とは言っても、仲睦まじく会話をするカーラとルキの間に割って入る勇気なんかない私は、遠目から指をくわえて見ていることしかできなかった。
ほどなくしてカサエル先生が、シルバーのトランクケースを片手にやってきた。
「1年生の諸君。私語はやめて皆私の周りに集まりなさい」
カサエル先生が一声かけると、賑やかな声は一瞬にして消え、耳に入る音はカサエル先生の元へ向かう足音だけになった。
「よし、27人全員揃っているようだな。ではこれから、実技試験をはじめるとしよう」
いよいよ実技試験がはじまった。
昨日はろくに練習もできなかったから、カサエル先生から出される出題を上手くクリアできるのか不安だ。

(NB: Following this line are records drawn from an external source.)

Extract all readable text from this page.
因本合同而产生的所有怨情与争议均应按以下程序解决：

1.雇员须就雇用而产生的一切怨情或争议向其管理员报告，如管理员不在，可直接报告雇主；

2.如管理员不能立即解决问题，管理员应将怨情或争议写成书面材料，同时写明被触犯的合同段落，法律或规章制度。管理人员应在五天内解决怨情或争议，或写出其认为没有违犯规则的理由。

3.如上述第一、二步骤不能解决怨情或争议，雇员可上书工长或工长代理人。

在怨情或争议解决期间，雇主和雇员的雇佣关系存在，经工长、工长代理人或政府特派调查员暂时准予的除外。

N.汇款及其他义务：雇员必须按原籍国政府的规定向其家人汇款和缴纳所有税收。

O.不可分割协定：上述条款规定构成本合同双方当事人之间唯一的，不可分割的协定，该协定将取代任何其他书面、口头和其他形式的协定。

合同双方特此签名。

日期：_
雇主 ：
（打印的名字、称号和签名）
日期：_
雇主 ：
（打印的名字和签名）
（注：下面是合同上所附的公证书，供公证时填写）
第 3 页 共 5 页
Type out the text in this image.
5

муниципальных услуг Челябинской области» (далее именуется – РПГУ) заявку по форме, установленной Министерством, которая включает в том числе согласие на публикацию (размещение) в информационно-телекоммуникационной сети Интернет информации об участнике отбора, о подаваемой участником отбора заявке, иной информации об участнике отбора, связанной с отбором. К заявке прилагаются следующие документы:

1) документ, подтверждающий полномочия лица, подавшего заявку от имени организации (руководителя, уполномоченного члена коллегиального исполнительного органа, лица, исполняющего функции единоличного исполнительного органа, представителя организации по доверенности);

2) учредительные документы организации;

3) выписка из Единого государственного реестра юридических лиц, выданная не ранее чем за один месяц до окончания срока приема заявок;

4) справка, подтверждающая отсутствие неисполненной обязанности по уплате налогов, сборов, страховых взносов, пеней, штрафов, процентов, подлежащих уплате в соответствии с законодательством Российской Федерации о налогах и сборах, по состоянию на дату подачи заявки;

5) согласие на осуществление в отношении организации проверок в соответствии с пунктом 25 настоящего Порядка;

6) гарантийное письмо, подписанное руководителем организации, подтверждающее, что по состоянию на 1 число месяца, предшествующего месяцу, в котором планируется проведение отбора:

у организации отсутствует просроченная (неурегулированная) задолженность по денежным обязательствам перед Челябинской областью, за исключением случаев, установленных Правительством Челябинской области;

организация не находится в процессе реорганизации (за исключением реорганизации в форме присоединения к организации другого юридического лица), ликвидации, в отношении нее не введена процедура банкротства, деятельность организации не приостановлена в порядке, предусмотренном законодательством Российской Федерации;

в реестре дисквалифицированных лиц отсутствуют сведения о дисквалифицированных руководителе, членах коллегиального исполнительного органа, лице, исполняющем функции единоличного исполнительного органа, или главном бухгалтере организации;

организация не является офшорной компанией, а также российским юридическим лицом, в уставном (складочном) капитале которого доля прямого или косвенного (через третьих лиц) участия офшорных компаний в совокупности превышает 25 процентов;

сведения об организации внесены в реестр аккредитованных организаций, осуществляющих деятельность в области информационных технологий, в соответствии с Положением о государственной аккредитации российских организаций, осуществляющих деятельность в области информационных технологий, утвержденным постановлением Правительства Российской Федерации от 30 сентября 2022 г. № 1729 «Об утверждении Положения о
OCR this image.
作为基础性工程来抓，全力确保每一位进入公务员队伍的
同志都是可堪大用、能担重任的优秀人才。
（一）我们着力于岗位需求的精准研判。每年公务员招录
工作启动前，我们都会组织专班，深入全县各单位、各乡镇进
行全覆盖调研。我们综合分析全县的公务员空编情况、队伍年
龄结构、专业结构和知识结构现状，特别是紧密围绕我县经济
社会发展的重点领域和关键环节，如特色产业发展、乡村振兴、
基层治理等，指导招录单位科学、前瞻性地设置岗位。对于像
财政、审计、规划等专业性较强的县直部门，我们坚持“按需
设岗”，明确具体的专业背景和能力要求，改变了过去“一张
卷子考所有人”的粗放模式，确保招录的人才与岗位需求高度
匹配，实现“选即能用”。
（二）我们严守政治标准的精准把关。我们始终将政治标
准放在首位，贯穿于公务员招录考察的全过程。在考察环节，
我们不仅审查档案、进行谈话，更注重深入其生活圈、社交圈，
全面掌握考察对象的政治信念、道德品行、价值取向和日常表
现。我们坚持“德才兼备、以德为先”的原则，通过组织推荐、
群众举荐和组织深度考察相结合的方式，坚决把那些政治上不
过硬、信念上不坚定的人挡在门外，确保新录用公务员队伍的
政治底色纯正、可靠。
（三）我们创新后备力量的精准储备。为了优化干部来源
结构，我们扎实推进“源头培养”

カサエル先生の試験は特に難しいから、不安は一気にピークまで達し、冷汗までかいてきた。
「今日君たちに出す試験の内容は、魔法を上手くコントロールができているか、素早く魔法を繰り出すことができるのか、という2点を見させてもらおう」
カサエル先生は足元に置いていたトランクケースを開いた。
「この広い実技室に私が用意した魔獣を5体放つ。その魔獣を魔法を使って5分以内にすべてを打ち落としてもらおう」
ケースの中から一斉に飛びあがったのは、500円玉よりも小さな赤い鳥たちだった。